Foto: dpa | Arbeit im Alter: Der 66-jährige Rudolf Siebke arbeitet im brandenburgischen Fürstenwalde bei einem Reifenhersteller, weil er will.
Redaktion
 |  aktualisiert: 28.08.2012 20:02 Uhr

(cj/dpa/kna) In Deutschland wollen oder müssen immer mehr ältere Menschen arbeiten. Ende 2011 gingen mehr als 761 000 Menschen über 65 Jahren einer geringfügigen Beschäftigung nach, rund 118 000 Minijobber waren sogar älter als 75. Das geht laut einem Bericht der „Süddeutschen Zeitung“ aus der Antwort der Bundesregierung auf eine parlamentarische Anfrage der Linken hervor, die am Dienstag bekannt wurde.

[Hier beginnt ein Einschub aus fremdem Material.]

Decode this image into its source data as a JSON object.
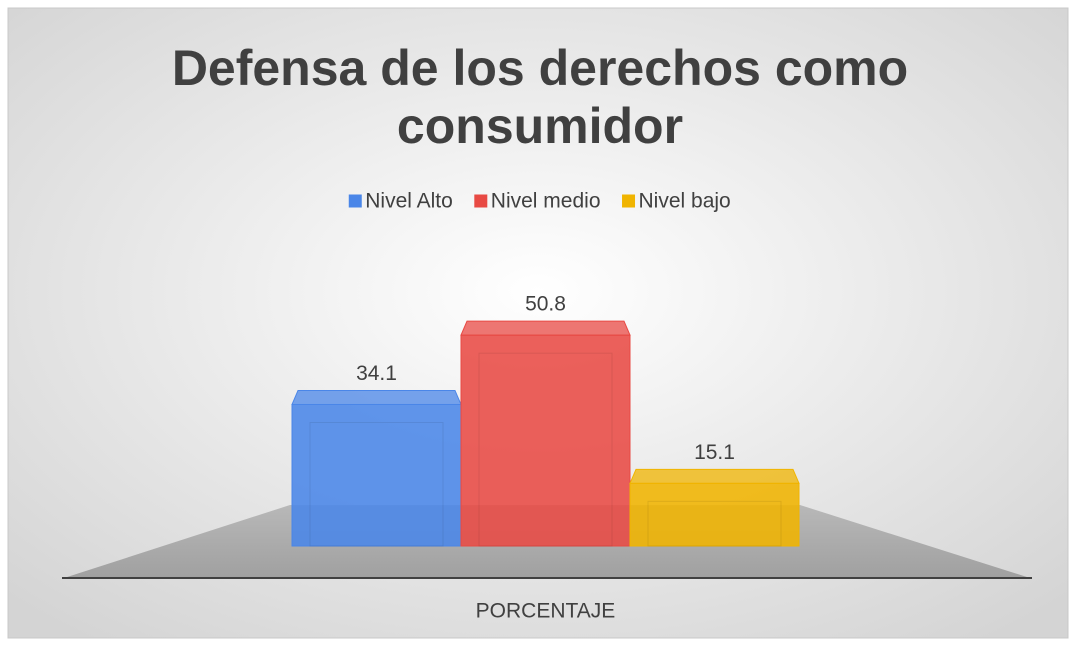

Seit den Arbeitsmarktreformen von 2003, mit denen die Zahl der Minijobs ohnehin deutlich anstieg, war die Zahl noch nie so hoch. So gab es etwa Ende 2004 nach Angaben der Bundesagentur für Arbeit lediglich rund 650 000 Minijobber, die 65 Jahre oder älter waren.

Geringer Anstieg in Würzburg

Im südlichen Unterfranken sei „ein geringfügiger Anstieg“ bemerkbar. Laut Wolfgang Albert von der Arbeitsagentur für Arbeit in Würzburg gab es Ende 2011 in den Landkreisen Kitzingen, Würzburg und Main-Spessart sowie im Stadtgebiet Würzburg 5642 Minijobber beziehungsweise geringfügig Beschäftigte über 65. „Ende 2010 waren das 5550.“ Die Zahlen der Arbeitsagentur für Arbeit in Schweinfurt liegen noch nicht vor, so die Auskunft des dortigen Sprechers Peter Schönfelder.

Die Linke, der Deutsche Gewerkschaftsbund (DGB) und der Sozialverband VdK sehen im bundesweiten Anstieg ein Indiz für zunehmende Altersarmut. Viele Rentner könnten sich nur noch mit Minijobs finanziell über Wasser halten, sagte VdK-Präsidentin Ulrike Mascher. „Sie üben diese wenig attraktiven Jobs aus, um ihre karge Rente aufzubessern.“

In Unterfranken erlebt Hans-Peter Martin, Geschäftsführer des VdK-Kreisverbands Würzburg, immer öfter, dass Menschen nach Erhalt ihres Rentenbescheids sich fragen: „Wie soll ich denn davon leben?“ Viele würden sich einen Zusatzverdienst suchen, so Martin. „Das sind größtenteils ungelernte Tätigkeiten wie Regale auffüllen oder Zeitungen und Werbeprospekte austragen.“ Rentnerinnen versuchen laut Martin häufig, mit Babysitten über die Runden zu kommen.

Nach Ansicht des arbeitgebernahen Instituts der deutschen Wirtschaft (IW) ist materielle Not hingegen nicht das Hauptmotiv, weil unter den arbeitenden Senioren auch viele Hochqualifizierte seien. „Viele wollen arbeiten, weil sie sich noch fit fühlen“, sagte der IW-Arbeitsmarktexperte Holger Schäfer der „Süddeutschen Zeitung“.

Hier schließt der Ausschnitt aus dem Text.